Em todos esses casos, o antigo antissemitismo é colocado debaixo do tapete o
atirado à lixeira (enquanto se observa com simpatia a cruzada anti-islâmica de
Benjamin Netanyahu), a obsoleta demagogia “social” de Mussolini é substituída
pela das instituições democráticas.
Na América Latina, podemos encontrar similar acatamento formal às regras da
democracia representativa em regimes ditatoriais e protoditatoriais como em
Honduras, Brasil, Argentina, México ou Paraguai, em alguns casos apoiados na
histeria neofascista das classes médias. Em vários desses governos autoritários
se acotovelam velhos fascistas antissemitas com sionistas, resultado de curiosas
convergências de gerações diferentes. A amplitude neofascista não se detém nas
portas do império onde Donald Trump agrupa o racismo branco das classes baixas
(onde se nota um certo aspecto da Ku Klux Klan), persegue os imigrantes e
estreita sua amizade com a ultradireita governante em Israel. Tampouco o faz
quando se trata de realizar operações na periferia, promovendo, por exemplo, o
Estado Islâmico no Oriente Médio, visando destruir a Síria e encurralar o Irã.
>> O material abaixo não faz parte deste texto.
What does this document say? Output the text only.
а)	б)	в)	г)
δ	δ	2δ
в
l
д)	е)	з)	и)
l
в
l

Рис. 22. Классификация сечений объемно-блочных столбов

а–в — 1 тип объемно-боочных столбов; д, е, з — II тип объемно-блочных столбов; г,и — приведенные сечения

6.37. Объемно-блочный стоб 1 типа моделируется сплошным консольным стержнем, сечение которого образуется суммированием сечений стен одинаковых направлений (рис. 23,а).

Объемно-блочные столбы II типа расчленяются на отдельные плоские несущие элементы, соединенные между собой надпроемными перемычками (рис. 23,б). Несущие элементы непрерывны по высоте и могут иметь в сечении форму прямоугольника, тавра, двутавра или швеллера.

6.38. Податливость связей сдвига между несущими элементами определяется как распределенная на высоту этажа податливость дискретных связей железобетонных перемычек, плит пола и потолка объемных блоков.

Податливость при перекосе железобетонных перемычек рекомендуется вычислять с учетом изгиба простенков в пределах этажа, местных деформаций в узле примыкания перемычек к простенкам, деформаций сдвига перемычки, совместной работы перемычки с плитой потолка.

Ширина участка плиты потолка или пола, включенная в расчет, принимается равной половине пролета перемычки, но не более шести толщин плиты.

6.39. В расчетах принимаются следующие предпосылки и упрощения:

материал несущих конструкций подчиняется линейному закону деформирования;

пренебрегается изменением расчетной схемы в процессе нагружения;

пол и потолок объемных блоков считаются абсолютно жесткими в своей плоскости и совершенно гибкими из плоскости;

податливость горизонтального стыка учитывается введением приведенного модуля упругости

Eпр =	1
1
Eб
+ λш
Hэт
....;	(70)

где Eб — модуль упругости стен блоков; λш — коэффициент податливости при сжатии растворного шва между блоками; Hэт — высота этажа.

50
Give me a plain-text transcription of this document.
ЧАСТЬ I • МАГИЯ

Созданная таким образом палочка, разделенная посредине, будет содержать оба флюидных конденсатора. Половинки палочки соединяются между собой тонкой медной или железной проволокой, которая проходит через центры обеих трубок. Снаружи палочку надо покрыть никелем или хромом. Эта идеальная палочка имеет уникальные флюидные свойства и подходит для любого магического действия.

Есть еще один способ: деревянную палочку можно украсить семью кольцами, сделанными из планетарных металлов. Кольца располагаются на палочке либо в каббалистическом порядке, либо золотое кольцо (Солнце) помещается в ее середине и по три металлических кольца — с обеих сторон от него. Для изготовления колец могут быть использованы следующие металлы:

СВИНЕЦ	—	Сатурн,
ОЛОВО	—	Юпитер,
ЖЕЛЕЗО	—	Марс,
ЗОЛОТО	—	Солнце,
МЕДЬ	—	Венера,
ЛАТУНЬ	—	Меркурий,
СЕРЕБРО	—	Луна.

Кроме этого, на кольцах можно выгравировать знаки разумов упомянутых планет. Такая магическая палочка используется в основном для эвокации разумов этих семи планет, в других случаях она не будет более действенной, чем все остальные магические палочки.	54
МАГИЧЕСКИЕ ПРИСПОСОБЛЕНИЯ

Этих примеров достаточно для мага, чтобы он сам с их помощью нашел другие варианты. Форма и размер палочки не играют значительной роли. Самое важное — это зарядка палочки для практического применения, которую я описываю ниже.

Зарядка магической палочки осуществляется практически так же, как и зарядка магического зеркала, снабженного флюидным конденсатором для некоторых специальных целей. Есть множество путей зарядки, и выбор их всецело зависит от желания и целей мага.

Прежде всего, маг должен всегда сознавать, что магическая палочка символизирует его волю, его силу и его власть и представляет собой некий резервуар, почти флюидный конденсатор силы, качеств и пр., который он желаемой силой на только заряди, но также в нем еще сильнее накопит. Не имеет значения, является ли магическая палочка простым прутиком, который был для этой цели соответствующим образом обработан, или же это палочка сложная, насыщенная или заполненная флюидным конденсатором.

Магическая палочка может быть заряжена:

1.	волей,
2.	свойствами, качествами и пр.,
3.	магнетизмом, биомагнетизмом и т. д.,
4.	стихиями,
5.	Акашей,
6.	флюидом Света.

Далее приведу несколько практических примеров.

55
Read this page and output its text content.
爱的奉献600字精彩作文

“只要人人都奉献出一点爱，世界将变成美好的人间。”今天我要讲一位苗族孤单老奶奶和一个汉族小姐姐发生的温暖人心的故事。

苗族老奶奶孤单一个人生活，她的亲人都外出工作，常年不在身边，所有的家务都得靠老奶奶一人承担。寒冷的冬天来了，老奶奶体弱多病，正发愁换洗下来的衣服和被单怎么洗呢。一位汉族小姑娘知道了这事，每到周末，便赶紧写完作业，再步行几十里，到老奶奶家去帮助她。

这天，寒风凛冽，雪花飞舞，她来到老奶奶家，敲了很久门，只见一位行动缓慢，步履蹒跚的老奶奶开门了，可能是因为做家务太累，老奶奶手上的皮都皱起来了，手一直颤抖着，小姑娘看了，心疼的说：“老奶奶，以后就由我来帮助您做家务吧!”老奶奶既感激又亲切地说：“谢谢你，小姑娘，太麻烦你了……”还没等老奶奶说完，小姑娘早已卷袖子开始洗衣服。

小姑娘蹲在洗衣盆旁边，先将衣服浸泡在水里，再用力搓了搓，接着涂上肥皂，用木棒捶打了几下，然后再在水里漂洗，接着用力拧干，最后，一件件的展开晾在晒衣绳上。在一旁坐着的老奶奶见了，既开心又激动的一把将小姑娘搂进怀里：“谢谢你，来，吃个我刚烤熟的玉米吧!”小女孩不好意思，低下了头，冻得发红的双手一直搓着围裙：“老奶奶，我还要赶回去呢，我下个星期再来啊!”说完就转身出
Ainda que neste caso não devêssemos nos limitar ao aspecto conspirativo do tema,
pois a manobra se apoia em mercenários e, também, em forças sociais concretas da
região. A decadência ou desaparecimento dos velhos nacionalismos pós-coloniais
(nasserismo, kadafismo, nacionalismo argelino) em um contexto de agravamento da
crise, deu início à emergência de uma sorte de neofascismo islamista,
tradicionalista ao extremo em matéria religiosa (que como outros
tradicionalismos religiosos extremistas, deforma de maneira delirante a história
religiosa). Se estende assim, de maneira bizarra, o espaço neofascista global
que, entre outras coisas, não tem ideólogos de peso, não os necessita, nem
interessa tê-los. Seu projeto pragmático se corresponde a um grau muito maior de
degradação civilizacional que do fascismo clássico. Aqui já não existe
quebra-cabeças ideológico a ser organizado. A nova barbárie não busca enquadrar
ideologicamente populações, discipliná-las culturalmente, militalizá-las, mas
introduzi-las em uma sorte de dualidade caótica, com um polo dominante
saqueador, superexplorador, socialmente restringido e grandes massas humanas
marginalizadas. Heidegger está em voga, bem-vindos os manipuladores midiáticos,
os magos da pós-verdade injetada nas redes sociais, os exitosos do imediatismo
niilista.
Segunda constatação: do fascismo industrial ao neofascismo financeiro.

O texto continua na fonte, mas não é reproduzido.